Between the two surveys, new laws requiring seat belt use by front-seat passengers were enacted in three countries. The result, according to Steptoe, was "striking increases in seat belt use." Rates of use went from 56 percent to 80 percent in Spain, from 25 percent to 76 percent in Poland and from 30 percent to 94 percent in Portugal.

The most dramatic change was seen in Portugal, which went "from being among the lowest reported users of seat belts in 1990" to "higher than all 12 other countries" in 2000, Steptoe reports.

During the same period, significant increases in enforcement of seat belt laws -- involving more stringent surveillance and higher fines -- were linked to increases in seat belt use ranging from 7 percent to 32 percent in Greece, Hungary and Ireland.

In contrast, the researchers found only minor fluctuations in seat belt use in all but one country where seat belt legislation and enforcement remained unchanged. In many of these countries the current rate of seat belt use is well below national safety goals, Steptoe notes, as it is in the United States.

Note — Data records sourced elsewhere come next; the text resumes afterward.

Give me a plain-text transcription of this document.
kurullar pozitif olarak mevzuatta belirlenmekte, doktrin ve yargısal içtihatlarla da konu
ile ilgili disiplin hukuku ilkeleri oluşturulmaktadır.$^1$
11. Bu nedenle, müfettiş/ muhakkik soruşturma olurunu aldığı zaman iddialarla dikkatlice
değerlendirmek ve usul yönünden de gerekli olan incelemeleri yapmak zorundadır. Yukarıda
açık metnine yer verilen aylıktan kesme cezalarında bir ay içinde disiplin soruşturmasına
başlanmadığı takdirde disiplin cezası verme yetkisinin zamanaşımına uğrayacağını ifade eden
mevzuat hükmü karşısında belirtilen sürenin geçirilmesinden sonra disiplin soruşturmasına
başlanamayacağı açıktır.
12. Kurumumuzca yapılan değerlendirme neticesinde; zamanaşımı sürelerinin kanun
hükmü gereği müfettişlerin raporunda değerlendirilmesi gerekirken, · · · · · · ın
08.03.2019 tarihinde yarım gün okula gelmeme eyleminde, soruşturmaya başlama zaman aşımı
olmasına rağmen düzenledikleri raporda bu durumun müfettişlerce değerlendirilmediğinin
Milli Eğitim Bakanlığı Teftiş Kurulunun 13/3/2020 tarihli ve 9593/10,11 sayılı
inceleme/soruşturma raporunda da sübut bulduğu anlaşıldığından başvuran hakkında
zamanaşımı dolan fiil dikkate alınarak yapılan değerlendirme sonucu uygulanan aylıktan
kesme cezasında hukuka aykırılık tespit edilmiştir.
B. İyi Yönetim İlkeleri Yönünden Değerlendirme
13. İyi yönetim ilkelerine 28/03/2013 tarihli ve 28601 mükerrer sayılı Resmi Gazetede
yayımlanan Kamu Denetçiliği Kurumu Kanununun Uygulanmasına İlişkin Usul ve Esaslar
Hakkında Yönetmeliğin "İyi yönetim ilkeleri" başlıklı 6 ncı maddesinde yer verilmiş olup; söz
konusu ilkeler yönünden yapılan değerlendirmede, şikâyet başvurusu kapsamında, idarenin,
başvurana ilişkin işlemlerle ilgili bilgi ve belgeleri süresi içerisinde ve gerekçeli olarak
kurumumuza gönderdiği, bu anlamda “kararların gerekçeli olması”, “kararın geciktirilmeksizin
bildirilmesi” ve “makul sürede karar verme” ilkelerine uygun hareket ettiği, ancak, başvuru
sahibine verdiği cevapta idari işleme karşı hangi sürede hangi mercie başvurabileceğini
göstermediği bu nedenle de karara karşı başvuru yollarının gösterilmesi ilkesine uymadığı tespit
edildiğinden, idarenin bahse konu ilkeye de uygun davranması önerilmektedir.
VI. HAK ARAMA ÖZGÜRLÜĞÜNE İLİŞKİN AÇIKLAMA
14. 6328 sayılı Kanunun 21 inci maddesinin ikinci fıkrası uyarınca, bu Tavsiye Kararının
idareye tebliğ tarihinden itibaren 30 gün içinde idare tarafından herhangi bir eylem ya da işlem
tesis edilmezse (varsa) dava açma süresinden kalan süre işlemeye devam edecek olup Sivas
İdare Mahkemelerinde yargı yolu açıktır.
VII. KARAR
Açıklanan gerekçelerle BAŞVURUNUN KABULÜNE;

"The results of this survey endorse the effectiveness of legislation in stimulating greater seat belt use," Steptoe concludes. However, "important though legislation is, it is clearly not sufficient to maximize seat belt use," he adds.

The researchers' observation that nonusers tend to be skeptical about the benefits of seat belts may provide insight into how to increase use even where legislation and enforcement are already strong. According to Steptoe, it "suggest[s] that efforts to modify attitudes may be central to further increases in seat belt use by drivers and passengers."


The study was supported by the Economic and Social Research Council of the United Kingdom.